The formal planning application for the factory was only submitted to Bridgend Council a few weeks ago, but there was never any firm completion date.
Questions were asked in the Senedd earlier this afternoon and the Economy & Transport Minister, Ken Skates (Lab, Clwyd South) said Ineos’ announcement was “extremely disappointing” given the time and effort put into attracting the plant to Bridgend in the first place.

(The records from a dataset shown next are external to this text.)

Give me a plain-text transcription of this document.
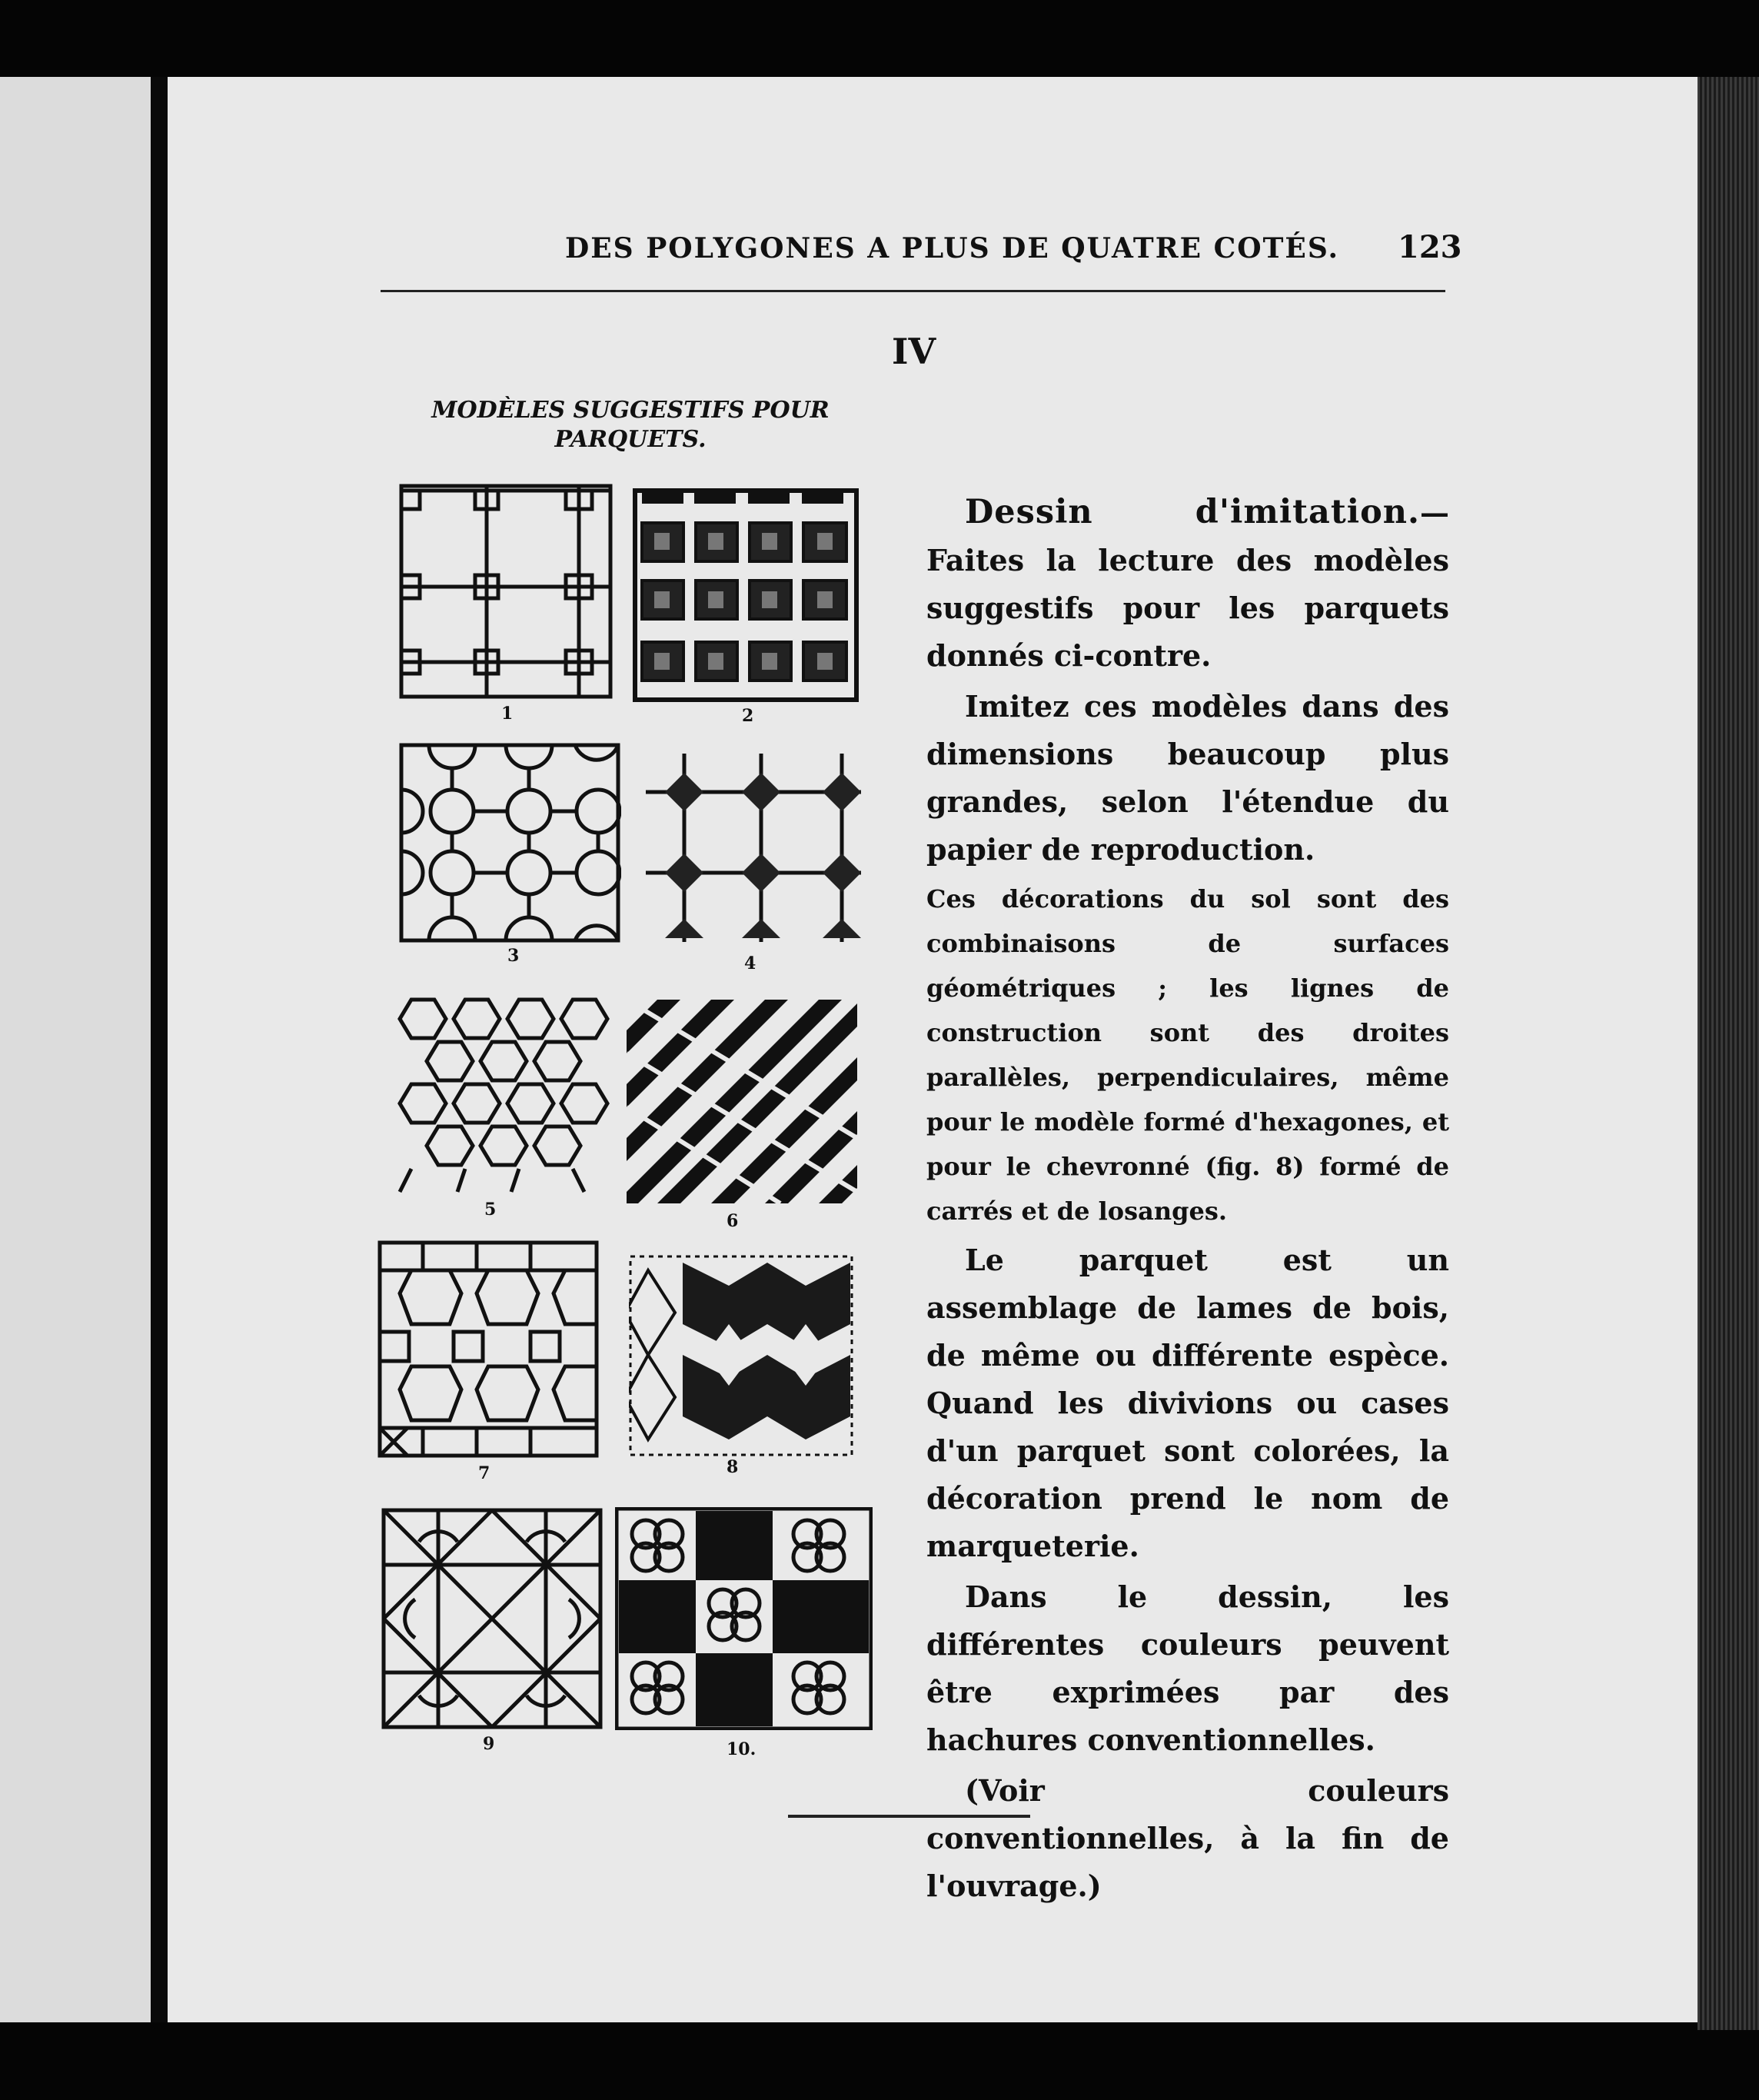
DES POLYGONES A PLUS DE QUATRE COTÉS. 123
IV
MODÈLES SUGGESTIFS POUR PARQUETS.
1	2
3	4
5
6
7	8
9	10.

Dessin d'imitation.— Faites la lecture des modèles suggestifs pour les parquets donnés ci-contre.

Imitez ces modèles dans des dimensions beaucoup plus grandes, selon l'étendue du papier de reproduction.

Ces décorations du sol sont des combinaisons de surfaces géométriques ; les lignes de construction sont des droites parallèles, perpendiculaires, même pour le modèle formé d'hexagones, et pour le chevronné (fig. 8) formé de carrés et de losanges.

Le parquet est un assemblage de lames de bois, de même ou différente espèce. Quand les divivions ou cases d'un parquet sont colorées, la décoration prend le nom de marqueterie.

Dans le dessin, les différentes couleurs peuvent être exprimées par des hachures conventionnelles.

(Voir couleurs conventionnelles, à la fin de l'ouvrage.)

The irony/hypocrisy of a company owned by a Brexit-supporting CEO moving production to France wasn’t lost on Carwyn Jones MS (Lab, Bridgend):
“Minister, do you agree with me that where businesses make a case for Brexit, there is an extra responsibility on them to invest in the UK and not in the single market purely because it may be more convenient? Do you also agree with me that those who are passionate Brexiteers should be angry at what has happened here because this undermines their passionately held belief that the UK would be better outside the EU?”
– Carwyn Jones MS
Suzy Davies MS (Con, South Wales West) pointed to the other suspended plant in Portugal (an EU member state) and considered any focus on Brexit to be a distraction. She asked whether there was any sign that Ineos wasn’t as committed to Bridgend as they said they were? Was a deal still possible? Is the lack of an M4 Newport bypass to blame?
Helen Mary Jones MS (Plaid, Mid & West Wales) asked whether there were further plans for Brocastle? There was also a broader lesson here – to reconsider economic priorities and focus more investment at Welsh businesses.
Huw Irranca-Davies MS (Lab, Ogmore) called for a direct appeal to the Prime Minister to intervene, while Andrew RT Davies MS (Con, South Wales Central) thought the negative reaction would scupper any chance of the factory being built.
Decision “perplexing”; £4million spent to date “will be recouped”
The Minister said that the Welsh Government would do what they can to look at possible alternative options for Brocastle.
He described any suggestion that the cancellation of the Newport bypass was to blame as “nonsense on stilts”; the Newport decision was made months before Ineos selected Bridgend and after four years of negotiations.
The Welsh Government will seek to recoup money they had spent or provided to date:
“We will be seeking to recoup the £4 million that has been spent to date. There is the slightest chance that it could still come to Wales, but that would require the deal in France to fall through. But we will go on working to ensure that as many job opportunities come to Bridgend and the surrounding communities as possible.”
– Economy & Transport Minister, Ken Skates
In a glimmer of hope, he added that there were two active proposals for the (soon to be former) Ford engine plant and there are also early plans for an electric battery “gigafactory” at St Athan.